Wöss: Sie können das Problem der Alterung jedenfalls massiv entschärfen. Aber sie müssen Teil einer Gesamtstrategie sein. Letztlich geht es darum, dass der erarbeitete Wohlstand breit verteilt wird. Dazu gehören dann zum Beispiel auch Maßnahmen gegen Steuerdumping und generell eine bessere Verteilungspolitik.

taz: Gibt es denn Beispiele von Ländern, wo es geklappt hat, die Folgen des demografischen Wandels durch Arbeitsmarktpolitik abzumildern?

Wöss: Das findet de facto in vielen Ländern statt, wird aber wenig beachtet. Die Erwerbsbeteiligung ist sowohl bei den Frauen als auch generell im höheren Erwerbsalter erheblich nach oben gegangen.
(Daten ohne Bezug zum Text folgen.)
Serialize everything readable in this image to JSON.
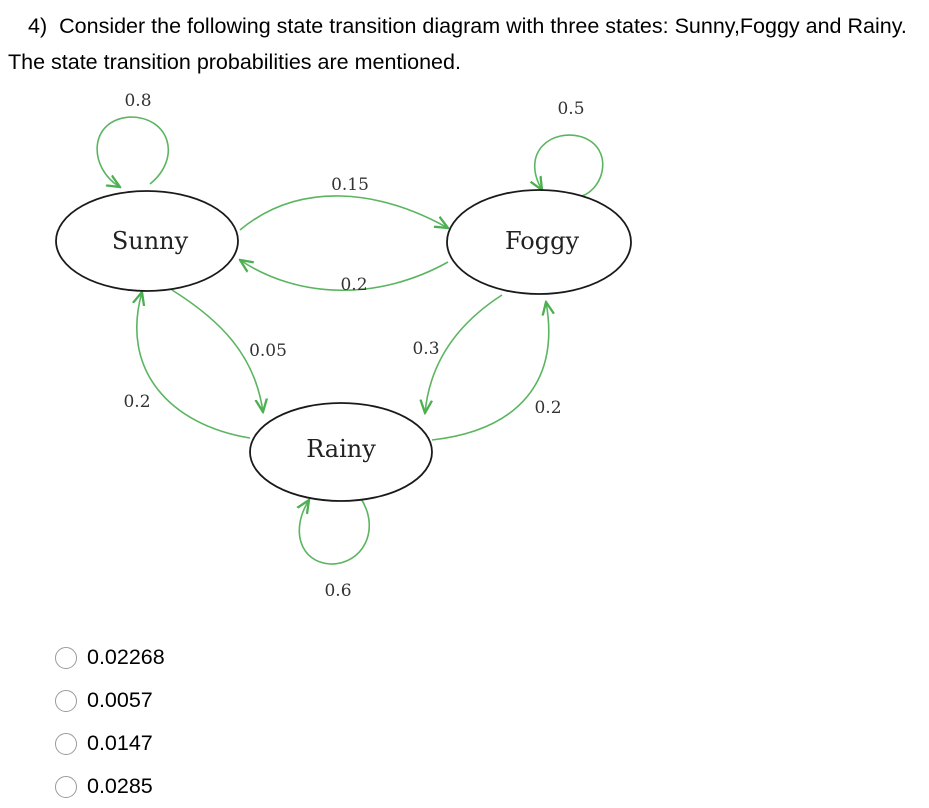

Zusammen mit der Zuwanderung hat das schon bisher bewirkt, dass die sogenannte ökonomische Abhängigkeitsquote viel weniger stark gestiegen ist, als das ursprünglich prognostiziert wurde.

taz: Sie meinen, dass sich die schon heute gealterte Gesellschaft weniger im Rentenproblem zeigt, als man das früher dachte?

Wöss: Ja. Wir sehen zum Beispiel in Österreich: Bei einer alternden Gesellschaft ist das Verhältnis zwischen Rentnern und Beitragszahlern in den letzten 20, 30 Jahren ziemlich konstant geblieben ist.